The SWPPP must identify potential sources of storm water pollution, and detail measures to limit contamination of storm water and assure compliance with the other requirements of the general permit such as training, inspections, and maintenance — all of which must be documented in plan. The SWPPP must also contain a certification that the discharge has been tested or evaluated for the presence of non-storm water discharges.

All covered facilities are required to obtain and visually inspect quarterly grab-samples of storm water discharges for obvious signs of contamination. Facilities in numerous sectors (e.g., timber products, chemicals and allied products manufacturing, landfills, automobile salvage yards, scrap/waste recycling, food and kindred products, concrete products, transportation, printing, fabricated metal products, mining and many others) are required to obtain and analyze samples for specified pollutants of concern (POCs) twice a year, during years two and four of the general permit, in order to determine the effectiveness of their SWPPPs. Many facilities are also subject to enforceable numeric effluent limitations under the general permit and must obtain and analyze samples for the limited contaminants annually to verify compliance.
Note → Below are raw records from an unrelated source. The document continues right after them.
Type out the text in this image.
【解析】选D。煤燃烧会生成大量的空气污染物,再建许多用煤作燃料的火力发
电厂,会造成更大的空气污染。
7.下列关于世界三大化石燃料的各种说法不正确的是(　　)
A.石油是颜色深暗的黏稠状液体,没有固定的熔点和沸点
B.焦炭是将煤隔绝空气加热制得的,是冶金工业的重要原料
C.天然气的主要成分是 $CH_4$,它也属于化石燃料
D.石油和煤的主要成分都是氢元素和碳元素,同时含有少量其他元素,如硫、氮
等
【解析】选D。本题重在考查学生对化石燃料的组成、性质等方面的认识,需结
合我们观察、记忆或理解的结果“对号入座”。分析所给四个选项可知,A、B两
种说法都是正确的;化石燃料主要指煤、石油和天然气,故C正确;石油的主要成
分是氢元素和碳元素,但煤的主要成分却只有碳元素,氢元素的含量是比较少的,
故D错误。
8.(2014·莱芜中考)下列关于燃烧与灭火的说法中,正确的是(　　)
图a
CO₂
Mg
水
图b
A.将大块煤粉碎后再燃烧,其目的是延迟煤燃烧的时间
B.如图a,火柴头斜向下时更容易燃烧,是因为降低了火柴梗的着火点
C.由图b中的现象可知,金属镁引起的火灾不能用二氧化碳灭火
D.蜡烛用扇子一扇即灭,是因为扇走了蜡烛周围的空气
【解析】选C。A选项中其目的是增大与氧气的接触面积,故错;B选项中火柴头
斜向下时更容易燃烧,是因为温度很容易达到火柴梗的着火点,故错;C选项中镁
For most covered facilities, the SWPPP, including any revisions required to comply with the new general permit, must have been prepared and implemented no later than March 26, 2000. If construction is required to fully implement measures required by the plan, reasonable interim measures must be taken and full compliance must be achieved as soon as practicable, but no later than June 30, 2002.

If your facility is currently operating under a general permit, you should be conducting quarterly visual monitoring of your storm water discharges and maintaining reports of the observations on-site with your SWPPP. Visual monitoring for the fourth quarter of 2000 may be performed during any storm event occurring any time from October 1st to December 31st.. Facilities subject to numeric effluent limitations should have completed the first annual sampling and analyses of their storm water discharges for the limited contaminants by June 30, 2000, and submitted the results in Discharge Monitoring Reports (DMRs) to the DEQ. For those facilities included within sectors required to conduct semi-annual sampling for POCs in years two and four of the permit, the first semi-annual sampling event must be completed prior to the end of this year and the results submitted to DEQ in a DMR. Check your permit carefully; if you are subject to numeric effluent limitations and/or are required to conduct semi-annual sampling in years two and four of the permit and you miss the deadlines for submitting the data to DEQ, you could be inviting some unwanted attention.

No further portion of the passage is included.